Now more than ever, buyers control the sale. They have choices, are busy, and won’t work very hard to get to know you. If your brand is confusing they will pass you by and defer to a competitor’s brand that’s easier to connect with.
Your logo is the single most recognized symbol that will be associated with your brand and should be given the highest priority. Your logo should be simple, clean and relate to your industry and product category.
For building products that could be many different things, for instance, if your product is a utility product that’s all about form and function, your logo should be simple, strong and clean. If your product is about workmanship and has a hand crafted feel, your logo should be more detailed and ornate (within reason).
Put Your Logo To the Test and See How You’re Doing
If you’re a startup, your brand is young, or if you haven’t updated your logo in a while, put your logo to the test and see how you’re doing,
Before investing in big commitment testing and focus groups, do an informal and simple test of your own. Test it using the magic of five rule – statistics show in a survey, the results of five test takers are nearly as accurate as those of a very large group.
Show your logo to people who don’t know your company and see if they can tell you what business you’re in.

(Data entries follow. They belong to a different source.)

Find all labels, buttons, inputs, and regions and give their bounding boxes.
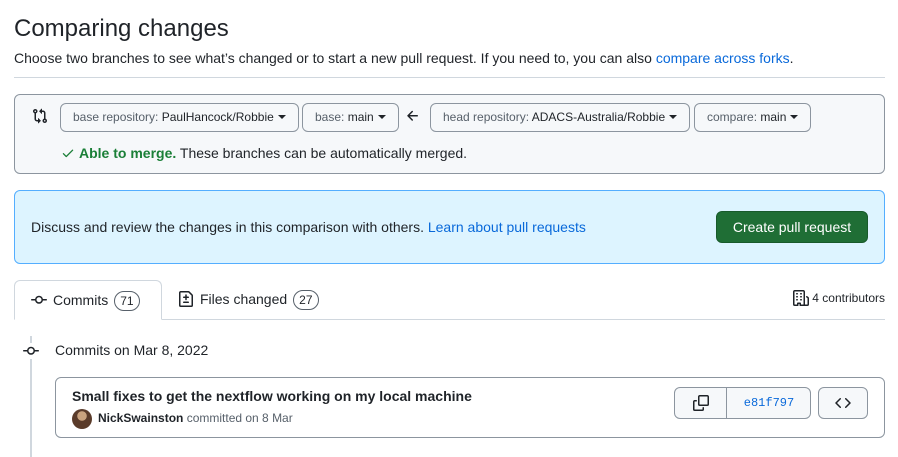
commit-meta: NickSwainston committed on 8 Mar — [98, 411, 293, 425]
tab-files-changed-label: Files changed — [200, 291, 288, 307]
subtitle-end: . — [789, 50, 794, 66]
browse-code-button[interactable] — [818, 387, 868, 419]
head-repository-select[interactable]: head repository: ADACS-Australia/Robbie — [430, 103, 691, 132]
compare-across-forks-link[interactable]: compare across forks — [656, 50, 790, 66]
page-title: Comparing changes — [14, 15, 229, 42]
pull-request-prompt: Discuss and review the changes in this c… — [14, 190, 885, 264]
merge-status-label: Able to merge. — [79, 145, 177, 161]
check-icon — [62, 149, 74, 158]
commit-author-link[interactable]: NickSwainston — [98, 411, 183, 425]
caret-down-icon — [277, 114, 286, 119]
commit-sha-group: e81f797 — [674, 387, 811, 419]
base-repository-select[interactable]: base repository: PaulHancock/Robbie — [60, 103, 299, 132]
base-repository-value: PaulHancock/Robbie — [161, 110, 274, 124]
base-branch-value: main — [347, 110, 374, 124]
base-branch-label: base: — [315, 110, 348, 124]
avatar[interactable] — [72, 409, 92, 429]
commit-list-item: Small fixes to get the nextflow working … — [55, 377, 885, 438]
commit-message-link[interactable]: Small fixes to get the nextflow working … — [72, 388, 472, 404]
page-subtitle: Choose two branches to see what’s change… — [14, 50, 794, 66]
merge-status-detail: These branches can be automatically merg… — [176, 145, 468, 161]
merge-status: Able to merge. These branches can be aut… — [61, 145, 467, 161]
caret-down-icon — [790, 114, 799, 119]
caret-down-icon — [377, 114, 386, 119]
code-icon — [835, 397, 851, 409]
head-repository-label: head repository: — [443, 110, 532, 124]
copy-sha-button[interactable] — [675, 388, 727, 418]
base-repository-label: base repository: — [73, 110, 162, 124]
commit-action-text: committed on 8 Mar — [183, 411, 293, 425]
subtitle-text: Choose two branches to see what’s change… — [14, 50, 656, 66]
learn-about-pull-requests-link[interactable]: Learn about pull requests — [428, 219, 586, 235]
contributors-count: 4 contributors — [812, 291, 885, 305]
tab-commits-label: Commits — [53, 292, 109, 308]
commits-counter: 71 — [114, 291, 140, 311]
file-diff-icon — [179, 291, 193, 307]
arrow-left-icon — [407, 110, 418, 121]
commit-sha-link[interactable]: e81f797 — [728, 388, 810, 418]
compare-branch-value: main — [760, 110, 787, 124]
divider — [14, 77, 885, 78]
organization-icon — [793, 290, 810, 306]
prompt-message: Discuss and review the changes in this c… — [31, 219, 428, 235]
tab-commits[interactable]: Commits 71 — [14, 280, 162, 320]
create-pull-request-button[interactable]: Create pull request — [716, 211, 868, 243]
base-branch-select[interactable]: base: main — [302, 103, 399, 132]
compare-branch-select[interactable]: compare: main — [694, 103, 812, 132]
commit-group-heading: Commits on Mar 8, 2022 — [55, 342, 209, 358]
git-compare-icon[interactable] — [32, 108, 48, 124]
copy-icon — [693, 395, 709, 411]
caret-down-icon — [669, 114, 678, 119]
git-commit-icon — [31, 295, 47, 304]
head-repository-value: ADACS-Australia/Robbie — [531, 110, 666, 124]
git-commit-icon — [22, 343, 40, 359]
range-editor: base repository: PaulHancock/Robbie base… — [14, 94, 885, 174]
contributors-link[interactable]: 4 contributors — [793, 290, 885, 306]
prompt-text: Discuss and review the changes in this c… — [31, 219, 586, 235]
files-changed-counter: 27 — [293, 290, 319, 310]
tab-files-changed[interactable]: Files changed 27 — [178, 280, 319, 320]
compare-branch-label: compare: — [707, 110, 761, 124]
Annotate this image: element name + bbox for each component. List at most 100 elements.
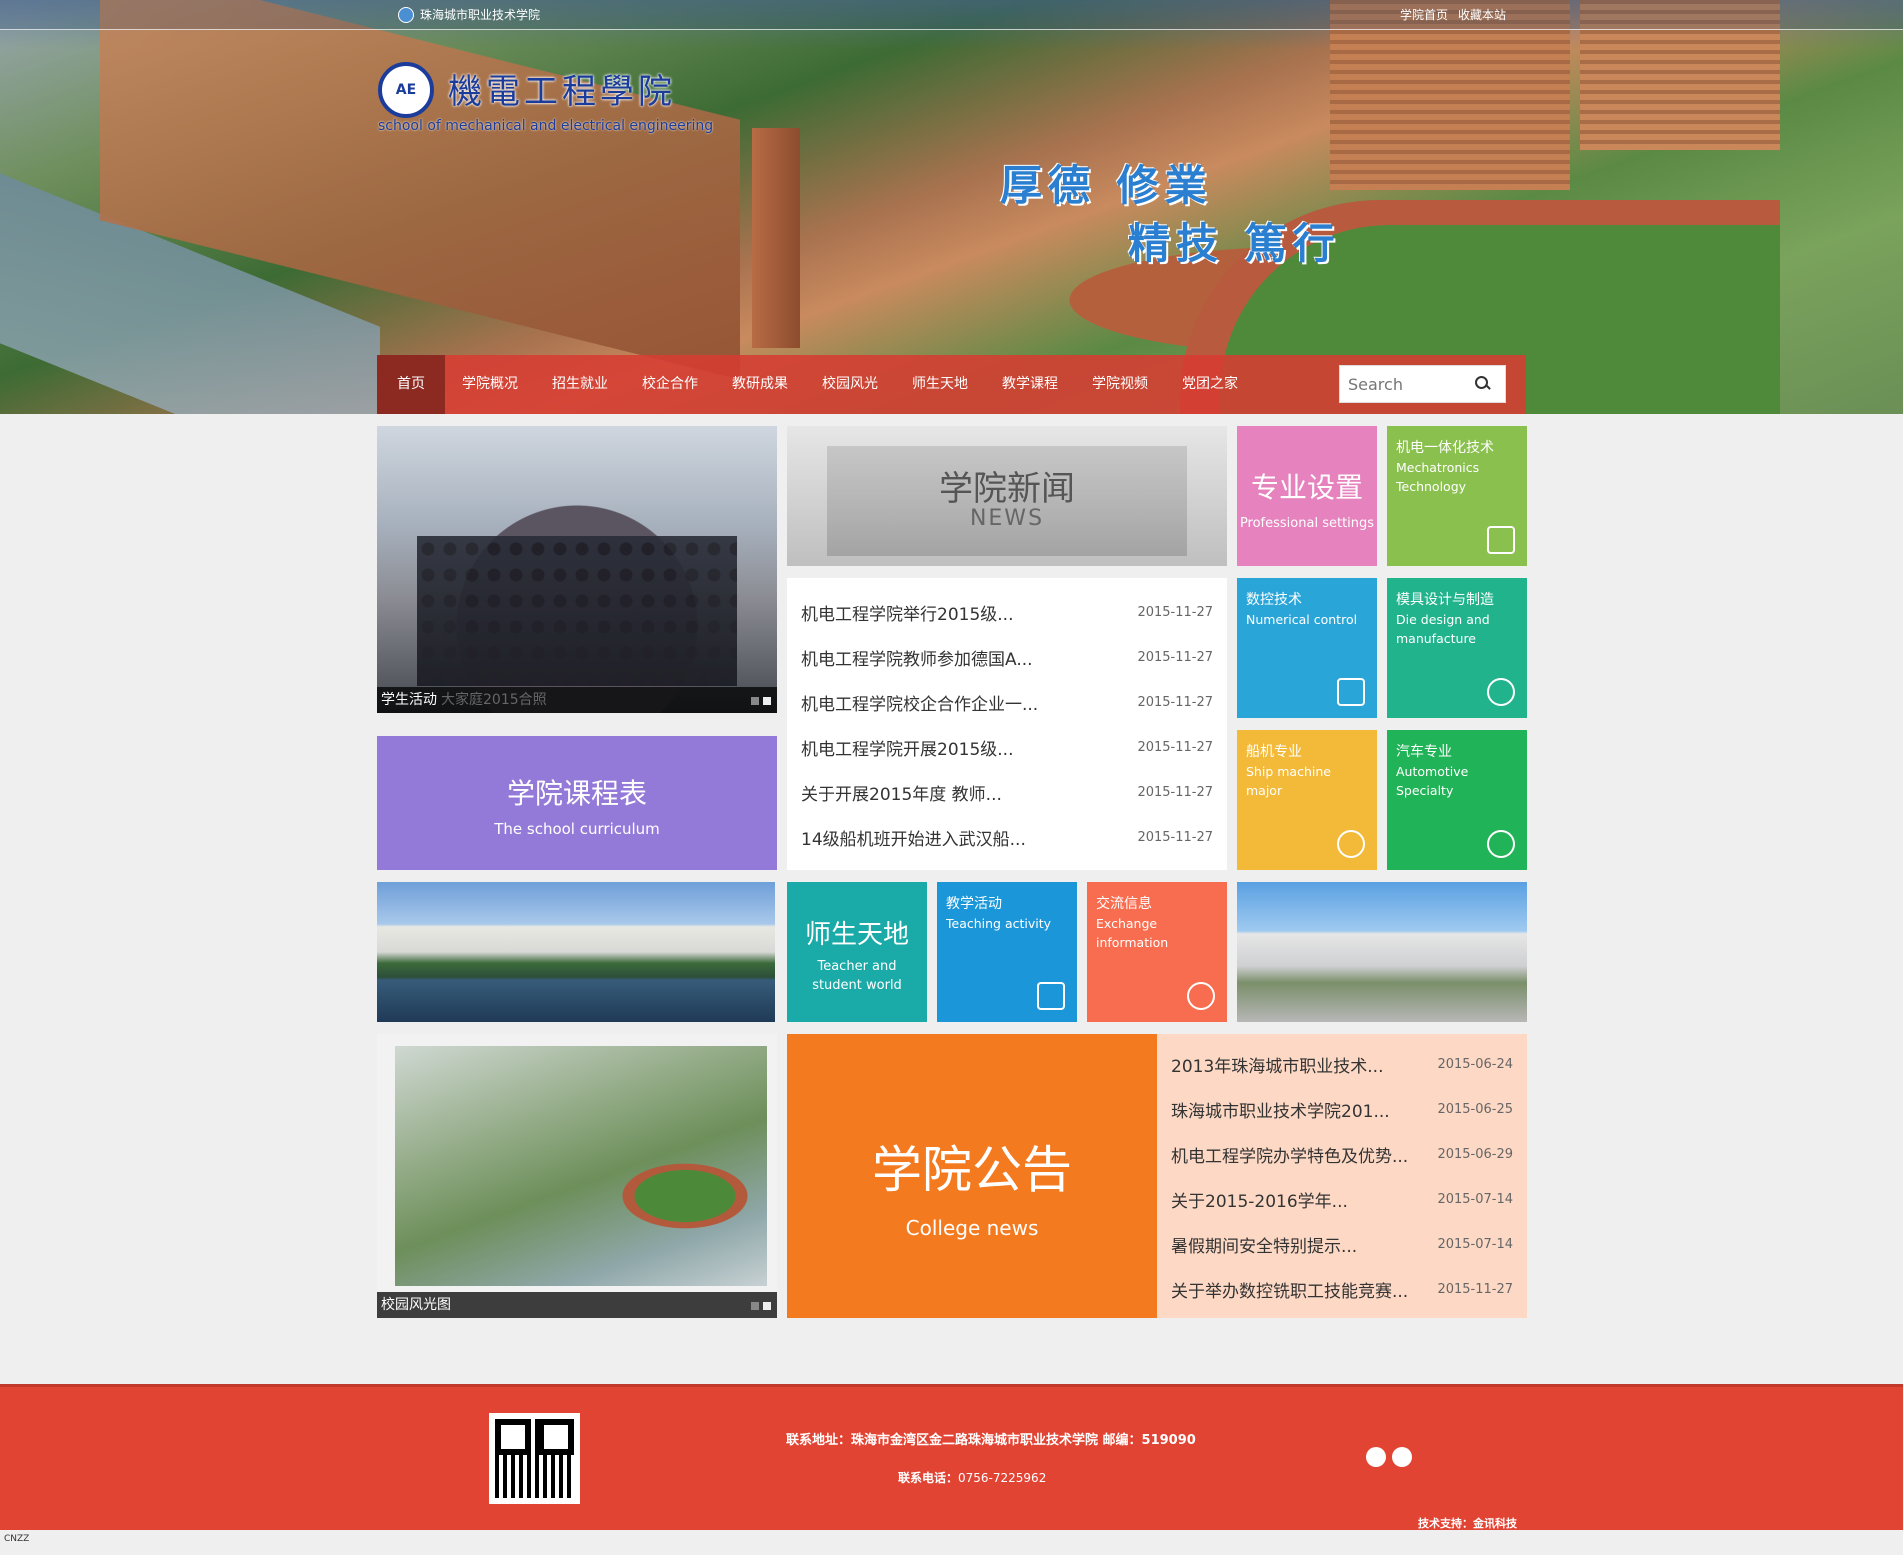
ship-icon [1337,830,1365,858]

Test it against these three categories:
- Is it appropriate? Do people understand what industry you’re in?
- Is it simple? Could your test group draw or describe something resembling your logo by memory?
- Does it leave a lasting impression? Could your logo be recognized a second time if grouped with other logos?
You may be surprised by the results of your survey. Either way, you’ll quickly know how you’re doing.
Learn From the Best.
3 Century Old Brands Who Changed Their Logos
Even great logos, for strong performing companies, must regularly update their identity to remain current (note: remaining current does not mean changing to keep up with the latest fad). Coca Cola for example, was founded in 1886 and has a highly recognized logo that has stood the test of time. Coca Cola has changed their logo many times throughout their history. They’ve done this so well, it can be hard to notice the change. Two building product companies, Black and Decker and Sherwin Williams, have also been around more than 100 years and their logos have morphed over the years. Follow the links below for to see how they’ve changed their logos over the years..
- Coca Cola, founded 1886 http://bit.ly/15YS2Nu
- Black and Decker, founded 1910 http://bit.ly/12ECbim
- Sherwin Williams, founded 1866 http://bit.ly/12EDUnz
Last But Not Least, Can Your Logo Be Easily Reproduced?
Test your logo to be sure it’s scalable and will work in all marketing platforms.
- Will it work in one color? silkscreen? embroidery? flexography? Xerox?
- Will it work cross-platform? print? electronic? special processes?
- Does it work very small? appropriate for a business card or smaller?
- Does it work very large? trade show booth? billboard?
In conclusion, time and money spent testing your brand identity is time and money well spent. Bottom line, when your audience can’t find you or you’re connection is weak, bottom line (literally), your leaving money on the table.